For Tax Day I had a story over at the Yankee Institute about the Earned Income Tax Credit:
The EITC supplements the wages of low-income workers by sending them a check after they file their tax returns — even when they have no income-tax liability. The underlying idea is to refund the payroll taxes of low earners.
Who qualifies and how much they receive is based on what they earn and how many children they have. In Connecticut, for example, a married couple with two children making less than $51,492 would qualify. That family would receive at most $5,716 from the feds plus another $1,315 from the state. This would boost their total income to about $58,520, which is more than 227 percent of the federal poverty level.
Three different bills introduced in the Assembly sought to either expand the state EITC, kill it, or modify it, but all of them died in committee. I’ve become something of an evangelist for the EITC since learning about it last year, and it’s my hope the article, if nothing else, raises the program’s profile.
When I moved to Connecticut in 1995, I earned $21,000 a year, equivalent to about $35,000 today. I often think about how difficult it would be to live on that amount now, in part because of the increased tax burden. Back then, Connecticut only had income-tax brackets for the highest earners, but today anyone making $1 or more has some liability. I can’t imagine squeaking by on $35,000 and yet having to pay income tax on it.
At 3 percent for the lowest bracket, I’d be paying $1,050 to the state, which is very nearly the median monthly rent in Connecticut.
It’s incredible how low earners in this state are screwed, particularly by taxes. The issue of raising the minimum wage receives a lot of airtime, even though less than 1 percent of the American population earns the federal minimum wage or less (caveat: the fed’s minimum wage is very low — $7.25 an hour). In the article I cite Pew Research, noting that 3.3 million Americans earn the federal minimum wage or less, but that number is from 2013. According to the Bureau of Labor Statistics, the total decreased to 1.8 million by 2017.

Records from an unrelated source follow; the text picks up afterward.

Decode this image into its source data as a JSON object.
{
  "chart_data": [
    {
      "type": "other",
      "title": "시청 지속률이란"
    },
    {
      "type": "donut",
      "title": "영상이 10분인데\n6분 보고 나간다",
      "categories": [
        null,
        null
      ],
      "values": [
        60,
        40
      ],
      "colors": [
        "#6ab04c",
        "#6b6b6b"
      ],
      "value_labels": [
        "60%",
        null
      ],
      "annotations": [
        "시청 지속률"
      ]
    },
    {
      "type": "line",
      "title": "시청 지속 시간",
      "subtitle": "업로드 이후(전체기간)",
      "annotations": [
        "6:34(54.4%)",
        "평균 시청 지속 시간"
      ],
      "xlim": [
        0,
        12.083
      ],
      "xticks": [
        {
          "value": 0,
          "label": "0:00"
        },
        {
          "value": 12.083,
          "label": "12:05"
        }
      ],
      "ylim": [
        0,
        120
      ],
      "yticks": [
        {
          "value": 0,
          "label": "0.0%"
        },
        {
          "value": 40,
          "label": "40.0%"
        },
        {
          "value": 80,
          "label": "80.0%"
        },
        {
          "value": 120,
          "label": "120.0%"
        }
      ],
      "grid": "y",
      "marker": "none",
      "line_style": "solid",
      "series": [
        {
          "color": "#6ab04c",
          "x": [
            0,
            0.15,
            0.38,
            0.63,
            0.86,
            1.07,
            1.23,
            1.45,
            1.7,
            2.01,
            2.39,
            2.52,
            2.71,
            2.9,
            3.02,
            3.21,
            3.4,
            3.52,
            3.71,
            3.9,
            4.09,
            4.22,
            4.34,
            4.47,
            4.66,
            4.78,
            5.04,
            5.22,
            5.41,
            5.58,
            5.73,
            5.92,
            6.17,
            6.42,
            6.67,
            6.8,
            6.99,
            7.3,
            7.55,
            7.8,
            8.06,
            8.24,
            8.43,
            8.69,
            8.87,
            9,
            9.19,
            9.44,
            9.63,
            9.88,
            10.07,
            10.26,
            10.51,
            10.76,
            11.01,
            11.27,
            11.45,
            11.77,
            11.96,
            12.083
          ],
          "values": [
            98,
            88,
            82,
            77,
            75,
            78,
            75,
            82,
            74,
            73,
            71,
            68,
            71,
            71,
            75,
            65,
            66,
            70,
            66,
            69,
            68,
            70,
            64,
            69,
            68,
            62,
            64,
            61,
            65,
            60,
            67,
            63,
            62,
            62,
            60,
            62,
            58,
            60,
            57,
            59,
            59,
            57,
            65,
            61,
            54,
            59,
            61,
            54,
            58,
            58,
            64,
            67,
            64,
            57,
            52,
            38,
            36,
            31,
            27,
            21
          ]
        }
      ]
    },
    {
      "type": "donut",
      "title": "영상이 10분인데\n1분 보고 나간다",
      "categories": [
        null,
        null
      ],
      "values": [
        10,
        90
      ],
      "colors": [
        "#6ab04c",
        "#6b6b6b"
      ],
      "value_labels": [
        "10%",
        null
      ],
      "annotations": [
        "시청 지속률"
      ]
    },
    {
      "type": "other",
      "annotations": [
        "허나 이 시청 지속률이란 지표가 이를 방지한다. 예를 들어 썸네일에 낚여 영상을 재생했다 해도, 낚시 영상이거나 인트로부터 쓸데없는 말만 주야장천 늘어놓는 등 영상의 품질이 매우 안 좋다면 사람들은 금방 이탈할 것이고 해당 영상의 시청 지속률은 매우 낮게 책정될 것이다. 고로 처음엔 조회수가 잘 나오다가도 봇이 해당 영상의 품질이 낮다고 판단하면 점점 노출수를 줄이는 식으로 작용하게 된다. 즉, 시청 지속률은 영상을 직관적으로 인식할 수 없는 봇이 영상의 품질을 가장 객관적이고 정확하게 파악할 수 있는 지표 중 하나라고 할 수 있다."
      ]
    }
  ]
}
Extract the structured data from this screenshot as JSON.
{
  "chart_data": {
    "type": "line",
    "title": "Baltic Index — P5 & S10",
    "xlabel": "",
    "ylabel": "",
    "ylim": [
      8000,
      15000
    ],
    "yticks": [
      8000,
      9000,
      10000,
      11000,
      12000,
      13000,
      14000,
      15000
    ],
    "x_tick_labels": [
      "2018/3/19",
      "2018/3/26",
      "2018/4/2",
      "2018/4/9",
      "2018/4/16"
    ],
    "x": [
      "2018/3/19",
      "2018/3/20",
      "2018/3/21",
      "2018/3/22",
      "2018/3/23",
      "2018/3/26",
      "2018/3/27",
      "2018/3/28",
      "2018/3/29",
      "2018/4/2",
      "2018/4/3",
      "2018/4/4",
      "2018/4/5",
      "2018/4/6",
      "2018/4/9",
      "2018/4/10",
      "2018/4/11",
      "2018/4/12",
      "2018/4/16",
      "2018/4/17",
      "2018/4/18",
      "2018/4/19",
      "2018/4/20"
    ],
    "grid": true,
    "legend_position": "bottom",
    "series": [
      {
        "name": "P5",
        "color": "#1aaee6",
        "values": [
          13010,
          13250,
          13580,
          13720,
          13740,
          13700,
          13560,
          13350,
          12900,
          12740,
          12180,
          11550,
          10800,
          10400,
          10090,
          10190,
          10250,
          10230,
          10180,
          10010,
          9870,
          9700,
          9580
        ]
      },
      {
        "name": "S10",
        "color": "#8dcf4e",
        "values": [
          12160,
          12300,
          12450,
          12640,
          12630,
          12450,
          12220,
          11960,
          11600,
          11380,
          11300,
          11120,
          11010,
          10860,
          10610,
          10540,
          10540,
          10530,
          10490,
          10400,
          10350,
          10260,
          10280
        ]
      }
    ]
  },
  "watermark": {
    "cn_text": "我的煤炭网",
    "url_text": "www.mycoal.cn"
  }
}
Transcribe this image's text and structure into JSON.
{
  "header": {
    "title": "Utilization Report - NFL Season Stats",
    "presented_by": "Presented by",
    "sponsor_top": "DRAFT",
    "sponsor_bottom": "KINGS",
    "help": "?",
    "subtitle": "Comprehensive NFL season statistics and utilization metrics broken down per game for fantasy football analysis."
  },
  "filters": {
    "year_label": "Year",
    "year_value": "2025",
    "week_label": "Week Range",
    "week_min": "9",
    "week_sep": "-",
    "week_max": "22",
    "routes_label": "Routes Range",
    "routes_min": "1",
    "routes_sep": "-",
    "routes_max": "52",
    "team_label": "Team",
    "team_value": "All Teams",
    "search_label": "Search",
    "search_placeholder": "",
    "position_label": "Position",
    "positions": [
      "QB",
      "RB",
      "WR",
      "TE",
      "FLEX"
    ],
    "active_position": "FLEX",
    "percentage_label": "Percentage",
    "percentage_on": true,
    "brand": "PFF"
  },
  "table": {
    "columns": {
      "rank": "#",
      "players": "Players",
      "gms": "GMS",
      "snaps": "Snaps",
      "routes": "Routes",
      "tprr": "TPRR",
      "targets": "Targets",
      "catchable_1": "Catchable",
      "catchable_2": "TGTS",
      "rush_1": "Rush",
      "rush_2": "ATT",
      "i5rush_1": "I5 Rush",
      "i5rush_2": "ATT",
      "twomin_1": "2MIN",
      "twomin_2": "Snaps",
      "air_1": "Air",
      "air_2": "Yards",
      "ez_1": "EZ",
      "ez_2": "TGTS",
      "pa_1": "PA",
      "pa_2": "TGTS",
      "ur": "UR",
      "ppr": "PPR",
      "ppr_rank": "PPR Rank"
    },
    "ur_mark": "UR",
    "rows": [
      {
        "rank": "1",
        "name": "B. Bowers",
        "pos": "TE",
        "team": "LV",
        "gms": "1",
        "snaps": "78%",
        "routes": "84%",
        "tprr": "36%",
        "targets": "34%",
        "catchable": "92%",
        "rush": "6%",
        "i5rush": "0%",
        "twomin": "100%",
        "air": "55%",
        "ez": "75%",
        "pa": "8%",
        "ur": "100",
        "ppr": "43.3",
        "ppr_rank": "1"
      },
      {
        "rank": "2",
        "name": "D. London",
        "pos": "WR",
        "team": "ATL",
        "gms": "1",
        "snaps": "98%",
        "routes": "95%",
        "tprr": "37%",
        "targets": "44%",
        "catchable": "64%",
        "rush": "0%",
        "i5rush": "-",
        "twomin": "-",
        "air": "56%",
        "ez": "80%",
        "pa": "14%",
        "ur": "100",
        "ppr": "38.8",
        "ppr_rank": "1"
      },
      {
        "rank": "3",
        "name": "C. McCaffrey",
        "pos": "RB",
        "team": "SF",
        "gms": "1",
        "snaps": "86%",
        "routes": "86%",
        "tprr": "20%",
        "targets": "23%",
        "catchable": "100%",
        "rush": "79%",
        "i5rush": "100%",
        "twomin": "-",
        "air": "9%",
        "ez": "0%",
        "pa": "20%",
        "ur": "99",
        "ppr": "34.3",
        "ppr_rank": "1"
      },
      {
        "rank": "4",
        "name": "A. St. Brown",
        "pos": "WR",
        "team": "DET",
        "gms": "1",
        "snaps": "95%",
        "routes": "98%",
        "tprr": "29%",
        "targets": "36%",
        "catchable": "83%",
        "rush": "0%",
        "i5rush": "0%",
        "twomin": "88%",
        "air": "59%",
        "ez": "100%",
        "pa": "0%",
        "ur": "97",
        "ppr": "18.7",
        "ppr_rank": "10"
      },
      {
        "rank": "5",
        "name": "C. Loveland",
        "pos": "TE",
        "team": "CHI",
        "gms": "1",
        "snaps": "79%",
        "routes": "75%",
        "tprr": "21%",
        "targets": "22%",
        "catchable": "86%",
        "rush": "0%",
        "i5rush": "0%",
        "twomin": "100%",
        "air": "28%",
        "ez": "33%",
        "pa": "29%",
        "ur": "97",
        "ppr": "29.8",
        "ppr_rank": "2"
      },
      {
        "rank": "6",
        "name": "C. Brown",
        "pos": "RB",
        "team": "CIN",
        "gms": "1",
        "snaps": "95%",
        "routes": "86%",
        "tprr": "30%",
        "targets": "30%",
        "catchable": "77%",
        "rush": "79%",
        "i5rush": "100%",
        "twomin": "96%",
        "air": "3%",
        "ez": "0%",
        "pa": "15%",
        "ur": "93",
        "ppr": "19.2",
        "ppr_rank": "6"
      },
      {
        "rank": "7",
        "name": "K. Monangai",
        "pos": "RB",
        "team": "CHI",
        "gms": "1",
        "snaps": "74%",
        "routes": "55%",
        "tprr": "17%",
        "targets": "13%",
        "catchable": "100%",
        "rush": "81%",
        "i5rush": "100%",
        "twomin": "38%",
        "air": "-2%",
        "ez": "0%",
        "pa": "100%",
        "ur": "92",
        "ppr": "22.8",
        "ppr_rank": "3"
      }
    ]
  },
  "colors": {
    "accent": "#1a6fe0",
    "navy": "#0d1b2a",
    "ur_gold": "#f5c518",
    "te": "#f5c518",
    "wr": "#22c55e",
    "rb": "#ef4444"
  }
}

In contrast, 25 million received a refund via the federal EITC in 2018 — nearly 14 times the number of people earning the federal minimum wage or less. Many more people are impacted by the EITC than would be affected by raising the minimum wage. Don’t forget that raising the minimum wage also results in layoffs.
When you hear cries from certain quarters saying we need to raise taxes, what they really mean is the income tax (and maybe capital gains taxes too) because that’s our only progressive tax — that is, the more you make, the higher percentage you pay.
What they ignore — or maybe don’t want to admit — is that *everybody* pays taxes, including low earners. Low earners pay sales tax. Low earners pay property taxes through their rent or mortgage, and in Connecticut on their cars too. Low earners pay tariffs. Low earners pay payroll taxes. Demands for more taxes means just that: more taxes for everyone, not just for the reviled rich.
This is one of the few times you’ll ever see me boosting an entitlement program but if we’re going to have a system that uses tax money to fill the potholes (just kidding — most of our taxes go to pay interest on debt and to bomb people in other countries), then it shouldn’t be done on the backs of those living closest to the edge. The EITC is something we should keep in Connecticut.